Intrigued, Eric stared in the direction that Walter was indicating. The Aaron People again. The legendary people from which his grandmother had come. The people who had refused to join in the Alien-Science revolution, but who also, it seemed, had not particularly opposed it. The man did not look so very different. He was responding to Roy's ministrations feebly, but—except for his clothes—he might just as well have been any one of the men in the expedition who had been wounded.
"Why wouldn't he identify himself? Why keep it a secret?"
"That's the Aaron People for you. They're goddam snobs. They think they're better than the rest of us and that we shouldn't have any idea of what they're up to. They're always like that, the bastards."
Eric was amused to note again that a back-burrower like Walter was as uncertain intellectually relative to the Aaron People as a warrior of Mankind might be when confronted with the superior material culture of almost any Stranger at all.
But he himself was a warrior of Mankind—and most of the expedition was probably aware of it. How long would they follow a front-burrower?
"Get on with those ropes," he said. "We may need them. I'm planning on a mass escape."
"Seriously?" There was a momentary flash of hope in Walter's eyes.
"How?"
"I'm not too sure, just yet. I'm still working on it. Something we used to do back in my home tribe."

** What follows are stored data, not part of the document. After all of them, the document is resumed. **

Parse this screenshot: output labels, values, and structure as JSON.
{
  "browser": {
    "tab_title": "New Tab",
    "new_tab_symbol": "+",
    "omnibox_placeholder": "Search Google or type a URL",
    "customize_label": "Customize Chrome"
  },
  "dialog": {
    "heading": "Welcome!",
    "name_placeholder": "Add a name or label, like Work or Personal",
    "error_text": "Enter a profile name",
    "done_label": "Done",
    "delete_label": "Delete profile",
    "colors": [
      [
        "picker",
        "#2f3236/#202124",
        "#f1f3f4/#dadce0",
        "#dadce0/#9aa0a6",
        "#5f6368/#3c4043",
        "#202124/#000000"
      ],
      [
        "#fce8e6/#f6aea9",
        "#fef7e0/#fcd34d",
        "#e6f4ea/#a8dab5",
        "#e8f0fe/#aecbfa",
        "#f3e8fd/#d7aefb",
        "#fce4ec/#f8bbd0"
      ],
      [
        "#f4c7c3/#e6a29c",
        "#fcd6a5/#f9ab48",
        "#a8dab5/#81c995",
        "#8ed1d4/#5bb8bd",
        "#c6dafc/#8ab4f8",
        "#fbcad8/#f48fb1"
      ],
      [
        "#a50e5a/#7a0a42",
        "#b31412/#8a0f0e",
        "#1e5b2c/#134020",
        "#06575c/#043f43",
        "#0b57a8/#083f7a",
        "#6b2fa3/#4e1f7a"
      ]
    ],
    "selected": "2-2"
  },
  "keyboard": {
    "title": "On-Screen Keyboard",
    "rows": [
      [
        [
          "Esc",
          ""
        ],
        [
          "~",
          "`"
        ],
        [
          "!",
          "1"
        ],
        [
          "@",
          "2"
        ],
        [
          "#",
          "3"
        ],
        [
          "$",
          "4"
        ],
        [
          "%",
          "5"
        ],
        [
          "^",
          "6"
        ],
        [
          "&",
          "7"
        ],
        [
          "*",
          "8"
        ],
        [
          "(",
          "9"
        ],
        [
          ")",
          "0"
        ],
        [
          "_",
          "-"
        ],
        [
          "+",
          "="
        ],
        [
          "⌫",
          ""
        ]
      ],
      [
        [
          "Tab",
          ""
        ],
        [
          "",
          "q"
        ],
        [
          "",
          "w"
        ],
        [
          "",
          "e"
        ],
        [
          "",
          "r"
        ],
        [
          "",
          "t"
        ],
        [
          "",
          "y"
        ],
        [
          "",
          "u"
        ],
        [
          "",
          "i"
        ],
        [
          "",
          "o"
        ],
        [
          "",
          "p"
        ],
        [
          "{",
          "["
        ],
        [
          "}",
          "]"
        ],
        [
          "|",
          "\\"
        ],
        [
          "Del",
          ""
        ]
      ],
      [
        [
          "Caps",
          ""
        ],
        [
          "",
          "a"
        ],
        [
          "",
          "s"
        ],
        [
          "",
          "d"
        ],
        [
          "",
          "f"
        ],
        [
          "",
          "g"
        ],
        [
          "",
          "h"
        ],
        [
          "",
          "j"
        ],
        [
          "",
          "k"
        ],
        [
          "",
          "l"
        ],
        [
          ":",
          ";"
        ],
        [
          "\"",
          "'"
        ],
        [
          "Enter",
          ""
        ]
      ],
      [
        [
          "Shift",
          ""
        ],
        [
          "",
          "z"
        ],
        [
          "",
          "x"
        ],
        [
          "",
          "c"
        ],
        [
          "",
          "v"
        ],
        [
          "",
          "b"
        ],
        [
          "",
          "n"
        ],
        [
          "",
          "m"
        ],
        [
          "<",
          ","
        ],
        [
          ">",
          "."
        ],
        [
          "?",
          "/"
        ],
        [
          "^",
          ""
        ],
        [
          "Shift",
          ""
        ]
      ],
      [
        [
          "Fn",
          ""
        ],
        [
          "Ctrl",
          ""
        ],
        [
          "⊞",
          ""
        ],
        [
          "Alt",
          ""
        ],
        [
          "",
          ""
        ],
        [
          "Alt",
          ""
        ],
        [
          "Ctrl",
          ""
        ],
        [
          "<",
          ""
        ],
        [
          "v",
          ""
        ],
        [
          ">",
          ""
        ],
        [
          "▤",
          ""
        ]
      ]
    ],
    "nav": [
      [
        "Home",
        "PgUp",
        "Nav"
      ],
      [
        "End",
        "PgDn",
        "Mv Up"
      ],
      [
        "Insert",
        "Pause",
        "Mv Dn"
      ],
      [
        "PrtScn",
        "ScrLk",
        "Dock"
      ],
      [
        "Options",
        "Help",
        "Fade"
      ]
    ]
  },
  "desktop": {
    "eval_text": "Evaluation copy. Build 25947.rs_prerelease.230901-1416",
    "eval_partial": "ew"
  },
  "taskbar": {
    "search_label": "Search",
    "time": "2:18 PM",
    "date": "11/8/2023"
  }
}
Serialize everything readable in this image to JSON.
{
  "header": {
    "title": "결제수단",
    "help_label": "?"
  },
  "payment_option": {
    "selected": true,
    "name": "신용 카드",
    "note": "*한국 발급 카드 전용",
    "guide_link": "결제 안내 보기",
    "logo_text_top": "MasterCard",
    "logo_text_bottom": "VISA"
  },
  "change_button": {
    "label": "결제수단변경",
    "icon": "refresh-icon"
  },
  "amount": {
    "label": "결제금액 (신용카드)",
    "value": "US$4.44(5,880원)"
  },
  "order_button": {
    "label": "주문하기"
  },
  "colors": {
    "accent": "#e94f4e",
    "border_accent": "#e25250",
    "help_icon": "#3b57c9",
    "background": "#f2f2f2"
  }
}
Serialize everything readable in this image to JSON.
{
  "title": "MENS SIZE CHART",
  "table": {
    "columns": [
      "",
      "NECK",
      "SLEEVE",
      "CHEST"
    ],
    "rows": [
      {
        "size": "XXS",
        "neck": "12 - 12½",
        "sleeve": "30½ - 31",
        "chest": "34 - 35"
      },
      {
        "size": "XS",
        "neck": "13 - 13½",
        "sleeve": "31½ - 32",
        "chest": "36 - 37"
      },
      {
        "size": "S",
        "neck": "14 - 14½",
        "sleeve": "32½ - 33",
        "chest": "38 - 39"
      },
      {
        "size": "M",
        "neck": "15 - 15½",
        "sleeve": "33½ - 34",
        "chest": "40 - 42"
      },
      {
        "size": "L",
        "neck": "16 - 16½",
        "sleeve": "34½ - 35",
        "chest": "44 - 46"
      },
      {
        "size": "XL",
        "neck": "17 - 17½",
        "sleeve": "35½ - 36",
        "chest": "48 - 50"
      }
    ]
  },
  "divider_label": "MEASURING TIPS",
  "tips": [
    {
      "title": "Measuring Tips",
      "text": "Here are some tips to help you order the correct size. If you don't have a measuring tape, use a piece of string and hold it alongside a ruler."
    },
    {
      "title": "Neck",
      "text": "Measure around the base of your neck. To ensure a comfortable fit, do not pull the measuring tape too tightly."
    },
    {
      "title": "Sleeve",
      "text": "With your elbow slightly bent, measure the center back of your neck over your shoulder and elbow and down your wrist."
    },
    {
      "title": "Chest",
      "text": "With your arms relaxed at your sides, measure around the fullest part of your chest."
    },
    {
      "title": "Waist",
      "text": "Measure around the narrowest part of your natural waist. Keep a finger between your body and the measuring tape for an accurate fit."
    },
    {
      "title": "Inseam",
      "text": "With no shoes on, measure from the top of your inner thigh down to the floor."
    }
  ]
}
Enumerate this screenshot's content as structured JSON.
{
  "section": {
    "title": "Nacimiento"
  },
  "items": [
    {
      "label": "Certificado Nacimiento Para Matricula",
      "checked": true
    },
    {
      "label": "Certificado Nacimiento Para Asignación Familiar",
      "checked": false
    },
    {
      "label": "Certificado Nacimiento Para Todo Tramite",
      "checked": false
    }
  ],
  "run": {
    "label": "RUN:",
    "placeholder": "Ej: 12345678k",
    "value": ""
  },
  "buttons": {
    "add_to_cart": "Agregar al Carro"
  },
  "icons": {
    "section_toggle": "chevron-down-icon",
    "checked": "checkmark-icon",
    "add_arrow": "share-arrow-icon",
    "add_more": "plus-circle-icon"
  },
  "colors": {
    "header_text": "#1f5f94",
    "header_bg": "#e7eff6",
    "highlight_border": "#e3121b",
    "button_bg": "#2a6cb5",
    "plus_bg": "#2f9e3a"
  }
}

The Weapon-Seeker went off to organize groups of men for rope research. He must have passed on what Eric had said to him: from time to time, a group would whisper excitedly when its young leader walked by.
Eric had seen them sitting around glumly the night before: he knew that men without hope are worse than useless. And he—or somebody else—might come up with a usable idea at any time. The men should be on their toes and ready to move when that happened.
But there was no sense in lying to himself about his primary reason for starting the rumor. He needed it to reinforce his position. Men had to be given reason for believing in their leader—especially when the leader came from a background most of them despised.
He had reached the quiet, flat conviction that he was the best chief they could have, under the circumstances. It was not simply that he'd been the first to recover last night and had taken over because somebody had to. No. He'd seen more than enough of back-burrow methods on expedition: their poor march discipline, their disorganized reactions to the unexpected, their interminable talk when a quick decision was necessary. He was willing to admit now that almost any Stranger knew more facts and could make more things than he, was a better man when it came to large-scale burrow politics or the intricate details of religious discussion—but it took a warrior of Mankind, trained from childhood in the dangerous front burrows, to point the way to survival amid the constantly recurring catastrophes of Monster territory. And he was a warrior of Mankind, the son of one famous band leader and the nephew of another, a proven Eye in his own right. He was the best chief this bunch could have.